O vosso artigo contém um erro de fato que prova, ainda uma vez, a vossa ignorância em matéria de Espiritismo. Dissestes: “Os adeptos são geralmente operários”. Sabei, pois, Senhor, para o vosso governo, que sobre os cinco ou seis milhões de Espíritas que existem hoje, a quase totalidade pertence às classes mais esclarecidas da sociedade; ele conta entre seus adeptos um número muito grande de médicos em todos os países, de advogados, de magistrados, de homens de letras, de altos funcionários, de oficiais de todos os graus, de artistas, de sábios, de negociantes, etc., pessoas que classificais muito levianamente entre os ineptos. Mas passemos por cima disto. As palavras insulto e injúria vos parecem muito fortes? Vejamos!

Pesastes bem a importância de vossas palavras quando, depois de ter dito que os adeptos são geralmente operários, acrescentais, a propósito das reuniões lionesas: Porque ali não recebem facilmente aqueles que, pelo seu exterior, anunciam MUITA INTELIGENCIA; os Espíritos não se dignam manifestar-se senão aos SIMPLES, provavelmente, foi o que nos valeu para ser ali admitido. (...) Assim, segundo vós, para se admitido nas reuniões de operários, é necessário ser operário, quer dizer, desprovido de bom senso, e ali não fostes introduzido senão porque, dissestes, provavelmente vos tomaram por um tolo. Seguramente, acreditando-se que tivésseis bastante espírito para inventar coisas que não são, muito certamente ter-lhe-iam fechado a porta.
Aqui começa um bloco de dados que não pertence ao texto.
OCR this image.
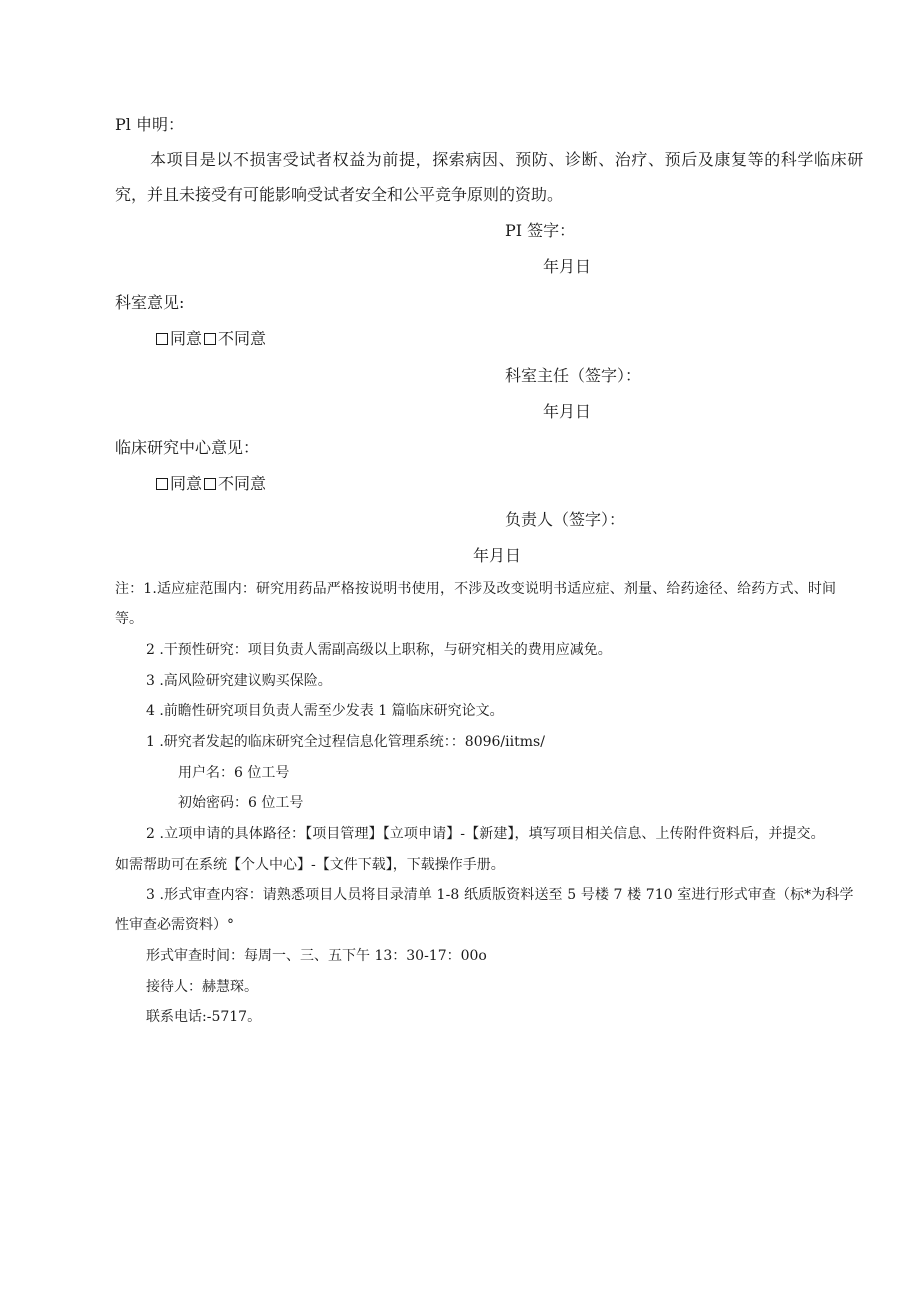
Pl 申明：
本项目是以不损害受试者权益为前提，探索病因、预防、诊断、治疗、预后及康复等的科学临床研
究，并且未接受有可能影响受试者安全和公平竞争原则的资助。
PI 签字：
年月日
科室意见:
同意 不同意
科室主任（签字）：
年月日
临床研究中心意见：
同意 不同意
负责人（签字）：
年月日
注：1.适应症范围内：研究用药品严格按说明书使用，不涉及改变说明书适应症、剂量、给药途径、给药方式、时间
等。
2 .干预性研究：项目负责人需副高级以上职称，与研究相关的费用应减免。
3 .高风险研究建议购买保险。
4 .前瞻性研究项目负责人需至少发表 1 篇临床研究论文。
1 .研究者发起的临床研究全过程信息化管理系统：：8096/iitms/
用户名：6 位工号
初始密码：6 位工号
2 .立项申请的具体路径：【项目管理】【立项申请】-【新建】，填写项目相关信息、上传附件资料后，并提交。
如需帮助可在系统【个人中心】-【文件下载】，下载操作手册。
3 .形式审查内容：请熟悉项目人员将目录清单 1-8 纸质版资料送至 5 号楼 7 楼 710 室进行形式审查（标*为科学
性审查必需资料）°
形式审查时间：每周一、三、五下午 13：30-17：00o
接待人：赫慧琛。
联系电话:-5717。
Sabeis bem, Senhor, que não atacais somente os Espíritas, mas toda a classe operária, e em particular a de Lyon? (...) Derramais o ridículo sobre a sua linguagem; mas esqueceis que seu estado não é o de fazer discursos acadêmicos? Há necessidade de um estilo tirado ao cordel para dizer o que se pensa? As vossas palavras, Senhor, não são apenas levianas, — emprego esta palavra com comedimento, — elas são imprudentes.

Sabeis o que fazem esses operários espíritas lioneses, que tratais com tanto desdém? Em lugar de irem se distrair num cabaré, ou de se nutrir de doutrinas subversivas e quiméricas; nessa oficina que comparais zombeteiramente ao antro de Trophomus, no meio desses teares, eles pensam em Deus. Ali os vi durante a minha estada; conversei com eles e estou convencido do que se segue: Entre eles, muitos maldiziam seu trabalho penoso: hoje o aceitam com a resignação do cristão, como uma prova; muitos viam com olhos de inveja e de ciúme a sorte dos ricos: hoje, eles sabem que a riqueza é uma prova ainda mais arriscada do que a da miséria, e que o infeliz que sofre, e não cede à tentação, é o verdadeiro eleito de Deus; eles sabem que a verdadeira felicidade não está no supérfluo, e que aqueles que são chamados os felizes deste mundo, também têm cruéis angústias que o ouro não aquieta; muitos se riam da prece: hoje, eles oram, e reencontraram o caminho da religião, que esqueceram, porque outrora não acreditavam em nada e hoje eles crêem; vários teriam sucumbido ao desespero: hoje, que conhecem a sorte daqueles que abreviam voluntariamente sua Vida, se resignam à vontade de Deus, porque sabem que têm uma alma, e que antes disto não estavam certos; porque sabem, enfim, que não estão senão de passagem sobre a Terra, e que a justiça de Deus não falta a ninguém...

(...) Objetareis, sem dúvida, que, em suas comunicações, os Espíritos dizem algumas vezes coisas absurdas. Isto é muito verdadeiro; eles fazem mais: dizem às vezes grosserias e impertinências. É que, deixando o corpo, o Espírito não se despoja imediatamente de todas as suas imperfeições; e é provável que aqueles que dizem coisas ridículas como Espíritos, o disseram mais ridículas ainda quando estavam entre nós; por isso, não aceitamos mais cegamente tudo o que vem de sua parte, quanto o que vem da parte dos homens. Mas me detenho, não tendo a intenção de fazer aqui um curso de ensinos; basta-me provar que faláveis do Espiritismo sem conhecê-lo.

Aceitai, Senhor, minhas cordiais saudações.

Allan Kardec

Artigo publicado na Revista Internacional de Espiritismo, edição de Julho de 2005.